С минуту я лежал на земле, вытянувшись, а ребята столпились надо мной. Видя их встревоженные и испуганные лица, я прокряхтел:
— Ничего, ребятки, всё нормально… Сейчас я встану.
Поднимался я мучительно и долго. Первое, что я сказал, выпрямившись, было:
— Климов! Лазарев! Вы что за побоище здесь устроили?
Паша Лазарев, который внешне казался невредимым, показал на Антона пальцем и заявил:
— Климов первый начал!
Я посмотрел на Антона: тот угрюмо молчал, над бровью у него образовалось розоватое вздутие. Свидетельские показания ребят были не в его пользу; все в один голос утверждали, что первым бой начал Антон, причём, как им показалось, без видимой причины. Подоспевший учитель биологии принялся расспрашивать, что здесь произошло, потом накинулся на Антона. Я вмешался:
— Александр Петрович, позвольте спросить: а куда отлучились вы?
Он на секунду умолк, глядя на меня неприязненно, а потом сказал, подчёркивая каждое слово:
— Это моё личное дело, молодой человек.
Это было в пятницу, а в субботу Антон, как обычно, пришёл ко мне в кабинет — на занятие по английскому. Я сказал:
— Мы не будем заниматься, пока ты не объяснишь мне, почему ты набросился на Лазарева.
Антон поднял на меня угрюмый взгляд.
— Он сказал про вас плохое.
— Что именно?
— Не скажу.
Я заглянул ему в глаза и повторил:
— Что именно он сказал?
Антон помолчал, потом проговорил:
— Не скажу. Это были плохие слова, Сергей Владимирович.

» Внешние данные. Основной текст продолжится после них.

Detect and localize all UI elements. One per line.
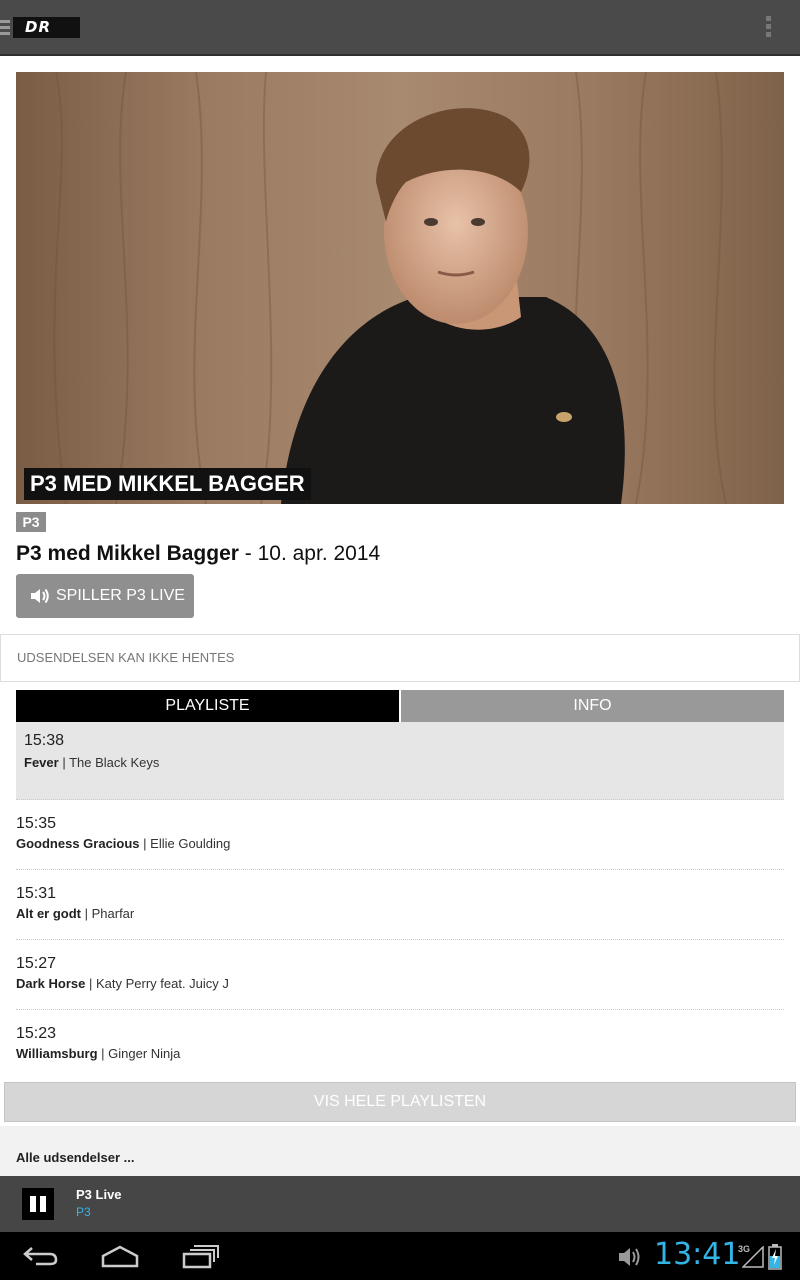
separator: | (58, 755, 70, 770)
playlist-time: 15:31 (16, 885, 57, 902)
pause-icon[interactable] (22, 1188, 54, 1220)
playlist-item[interactable]: 15:38 Fever | The Black Keys (16, 722, 784, 800)
playlist-item[interactable]: 15:27 Dark Horse | Katy Perry feat. Juic… (16, 940, 784, 1010)
song-artist: The Black Keys (69, 755, 160, 770)
show-title: P3 med Mikkel Bagger - 10. apr. 2014 (16, 542, 380, 566)
all-shows-link[interactable]: Alle udsendelser ... (0, 1126, 800, 1176)
playlist-song: Fever | The Black Keys (24, 755, 159, 770)
playlist-time: 15:38 (24, 732, 65, 749)
network-type: 3G (738, 1244, 751, 1254)
hero-caption: P3 MED MIKKEL BAGGER (24, 468, 311, 500)
playlist-time: 15:23 (16, 1025, 57, 1042)
song-title: Williamsburg (16, 1046, 98, 1061)
player-subtitle: P3 (76, 1205, 91, 1219)
channel-badge: P3 (16, 512, 46, 532)
playlist-song: Dark Horse | Katy Perry feat. Juicy J (16, 976, 229, 991)
song-title: Fever (24, 755, 59, 770)
volume-icon (619, 1248, 640, 1266)
speaker-icon (31, 588, 49, 604)
show-full-playlist-button[interactable]: VIS HELE PLAYLISTEN (4, 1082, 796, 1122)
dr-logo[interactable]: DR (13, 17, 80, 38)
playlist-time: 15:35 (16, 815, 57, 832)
date-separator: - (238, 542, 258, 565)
song-title: Alt er godt (16, 906, 81, 921)
playlist-song: Williamsburg | Ginger Ninja (16, 1046, 180, 1061)
play-live-label: SPILLER P3 LIVE (56, 587, 185, 604)
playlist-item[interactable]: 15:23 Williamsburg | Ginger Ninja (16, 1010, 784, 1076)
song-title: Goodness Gracious (16, 836, 140, 851)
play-live-button[interactable]: SPILLER P3 LIVE (16, 574, 194, 618)
playlist-item[interactable]: 15:31 Alt er godt | Pharfar (16, 870, 784, 940)
playlist-time: 15:27 (16, 955, 57, 972)
playlist-item[interactable]: 15:35 Goodness Gracious | Ellie Goulding (16, 800, 784, 870)
song-artist: Pharfar (91, 906, 135, 921)
back-icon[interactable] (22, 1244, 60, 1268)
tab-info[interactable]: INFO (401, 690, 784, 722)
hamburger-icon[interactable] (0, 20, 10, 36)
player-title: P3 Live (76, 1187, 122, 1202)
playlist-song: Alt er godt | Pharfar (16, 906, 134, 921)
show-name: P3 med Mikkel Bagger (16, 542, 239, 565)
battery-icon (768, 1244, 782, 1270)
tab-bar: PLAYLISTE INFO (16, 690, 784, 722)
separator: | (85, 976, 96, 991)
song-artist: Katy Perry feat. Juicy J (95, 976, 229, 991)
separator: | (139, 836, 151, 851)
show-hero-image: P3 MED MIKKEL BAGGER (16, 72, 784, 504)
home-icon[interactable] (100, 1244, 140, 1268)
app-bar: DR (0, 0, 800, 56)
separator: | (81, 906, 92, 921)
mini-player[interactable]: P3 Live P3 (0, 1176, 800, 1232)
recent-apps-icon[interactable] (182, 1245, 220, 1269)
song-artist: Ginger Ninja (108, 1046, 181, 1061)
download-notice: UDSENDELSEN KAN IKKE HENTES (0, 634, 800, 682)
playlist-song: Goodness Gracious | Ellie Goulding (16, 836, 230, 851)
status-clock: 13:41 (654, 1237, 741, 1272)
more-vert-icon[interactable] (760, 16, 776, 40)
tab-playlist[interactable]: PLAYLISTE (16, 690, 399, 722)
separator: | (97, 1046, 109, 1061)
song-artist: Ellie Goulding (150, 836, 231, 851)
song-title: Dark Horse (16, 976, 86, 991)
show-date: 10. apr. 2014 (257, 542, 381, 565)
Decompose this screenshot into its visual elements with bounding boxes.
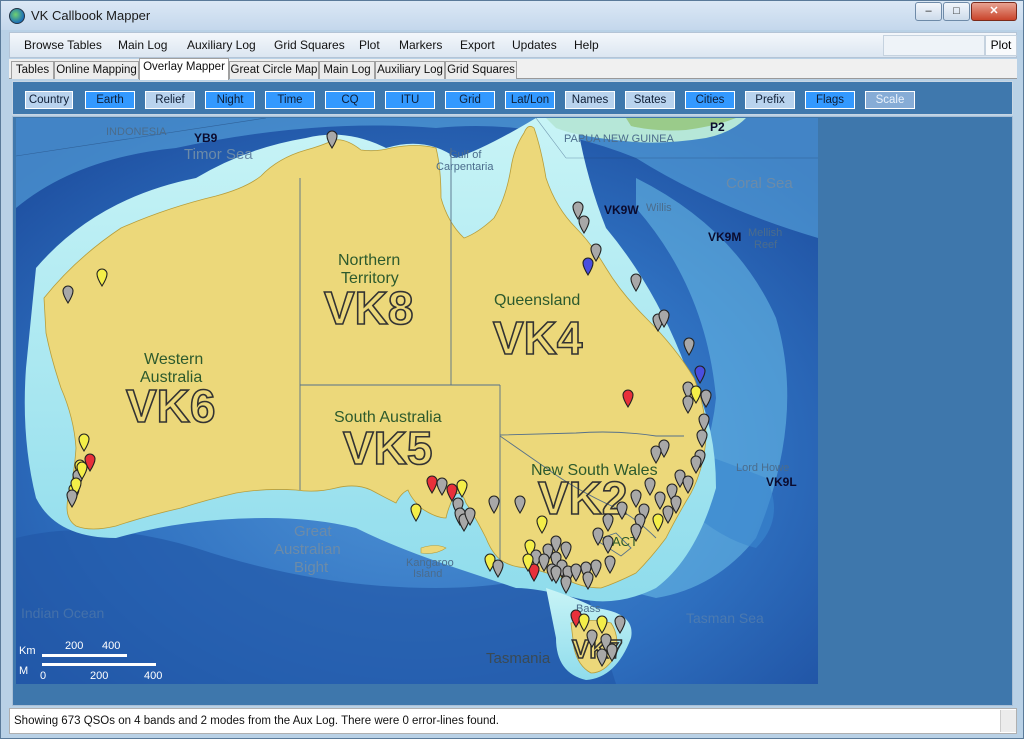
tab-grid-squares[interactable]: Grid Squares [445,61,517,79]
title-bar: VK Callbook Mapper – □ ✕ [1,1,1023,30]
toggle-latlon-button[interactable]: Lat/Lon [505,91,555,109]
sea-label-mellish: Mellish Reef [748,227,782,251]
toggle-states-button[interactable]: States [625,91,675,109]
prefix-yb9: YB9 [194,131,218,145]
minimize-button[interactable]: – [915,2,942,21]
toggle-cq-button[interactable]: CQ [325,91,375,109]
prefix-p2: P2 [710,120,725,134]
app-window: VK Callbook Mapper – □ ✕ Browse Tables M… [0,0,1024,739]
menu-browse-tables[interactable]: Browse Tables [24,38,102,52]
close-button[interactable]: ✕ [971,2,1017,21]
prefix-vk9l: VK9L [766,475,797,489]
menu-updates[interactable]: Updates [512,38,557,52]
menu-bar: Browse Tables Main Log Auxiliary Log Gri… [9,32,1017,58]
status-bar: Showing 673 QSOs on 4 bands and 2 modes … [9,708,1017,734]
prefix-vk9w: VK9W [604,203,639,217]
menu-export[interactable]: Export [460,38,495,52]
toggle-grid-button[interactable]: Grid [445,91,495,109]
sea-label-lordhowe: Lord Howe [736,462,789,474]
tab-online-mapping[interactable]: Online Mapping [54,61,139,79]
toggle-scale-button[interactable]: Scale [865,91,915,109]
scale-mi-tick-200: 200 [90,670,108,682]
toggle-prefix-button[interactable]: Prefix [745,91,795,109]
status-message: Showing 673 QSOs on 4 bands and 2 modes … [14,715,499,727]
menu-grid-squares[interactable]: Grid Squares [274,38,345,52]
prefix-vk6: VK6 [126,380,215,432]
toggle-itu-button[interactable]: ITU [385,91,435,109]
sea-label-indonesia: INDONESIA [106,126,167,138]
tab-auxiliary-log[interactable]: Auxiliary Log [375,61,445,79]
scale-mi-label: M [19,665,28,677]
prefix-vk5: VK5 [343,422,432,474]
menu-plot[interactable]: Plot [359,38,380,52]
scale-km-tick-400: 400 [102,640,120,652]
overlay-map[interactable]: Timor Sea Great Australian Bight Coral Sea… [16,118,818,684]
toggle-time-button[interactable]: Time [265,91,315,109]
scale-mi-tick-400: 400 [144,670,162,682]
plot-input[interactable] [883,35,985,56]
tab-overlay-mapper[interactable]: Overlay Mapper [139,58,229,80]
menu-help[interactable]: Help [574,38,599,52]
toggle-earth-button[interactable]: Earth [85,91,135,109]
sea-label-png: PAPUA NEW GUINEA [564,133,674,145]
maximize-button[interactable]: □ [943,2,970,21]
prefix-vk4: VK4 [493,312,583,364]
overlay-toolbar: Country Earth Relief Night Time CQ ITU G… [12,81,1013,115]
region-label-tasmania-text: Tasmania [486,650,551,667]
toggle-names-button[interactable]: Names [565,91,615,109]
plot-button[interactable]: Plot [985,35,1017,56]
sea-label-indian: Indian Ocean [21,605,104,621]
prefix-vk9m: VK9M [708,230,741,244]
sea-label-timor: Timor Sea [184,146,253,163]
scale-mi-tick-0: 0 [40,670,46,682]
menu-main-log[interactable]: Main Log [118,38,167,52]
toggle-flags-button[interactable]: Flags [805,91,855,109]
prefix-vk8: VK8 [324,282,413,334]
map-canvas: Timor Sea Great Australian Bight Coral Sea… [16,118,818,684]
sea-label-willis: Willis [646,202,672,214]
toggle-relief-button[interactable]: Relief [145,91,195,109]
app-globe-icon [9,8,25,24]
sea-label-coral: Coral Sea [726,175,793,192]
tab-main-log[interactable]: Main Log [319,61,375,79]
toggle-night-button[interactable]: Night [205,91,255,109]
tab-bar: Tables Online Mapping Overlay Mapper Gre… [9,58,1017,80]
resize-grip[interactable] [1000,710,1016,732]
toggle-country-button[interactable]: Country [25,91,73,109]
scale-km-label: Km [19,645,36,657]
menu-markers[interactable]: Markers [399,38,442,52]
toggle-cities-button[interactable]: Cities [685,91,735,109]
prefix-vk2: VK2 [538,472,627,524]
tab-great-circle-map[interactable]: Great Circle Map [229,61,319,79]
window-title: VK Callbook Mapper [31,8,151,23]
tab-tables[interactable]: Tables [11,61,54,79]
region-name-qld: Queensland [494,292,580,309]
scale-km-tick-200: 200 [65,640,83,652]
menu-auxiliary-log[interactable]: Auxiliary Log [187,38,256,52]
sea-label-tasman: Tasman Sea [686,610,764,626]
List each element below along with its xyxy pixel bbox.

— И ты набросился на него из-за этого?
Он кивнул. Я не знал, что сказать. С одной стороны получалось, что он сражался за мою честь и даже получил "рану" — кстати, по моей же вине; с другой — одной из моих воспитательных задач было отучить его хулиганить и драться. Но что делать, если мой подопечный дрался из самых благородных побуждений? Я вздохнул.
— Антоша, как ты думаешь, здесь можно было обойтись словами?
Он посмотрел на меня, и его губы дрогнули в улыбке.
— Я не умею словами. Вы умеете, здорово умеете, а я — нет.
— Всему можно научиться, — сказал я. — В том числе и этому. Хорошо, что ты только метлой по лбу схлопотал, а ведь могло получиться хуже. Могло случиться несчастье, понимаешь?
Он опустил глаза, засопел.
— Он мог ударить сильнее, ты тоже мог ударить сильнее, — продолжал я. — И тогда всё это имело бы гораздо более серьёзные последствия.
В общем, я впал в ту же самую ошибку, которую до меня допускали все: прочитал ему обыкновенную нотацию. Он выслушал молча, мрачно и терпеливо.
— Всё это я уже слышал, — сказал он, когда у меня иссякли слова.
Закрыв глаза, я с минуту не шевелился и не говорил ни слова. Я молчал от горькой досады на себя, внезапно подступившей к сердцу и сдавившей горло, а Антон, видимо, истолковал это по-своему. Он встал и подошёл ко мне.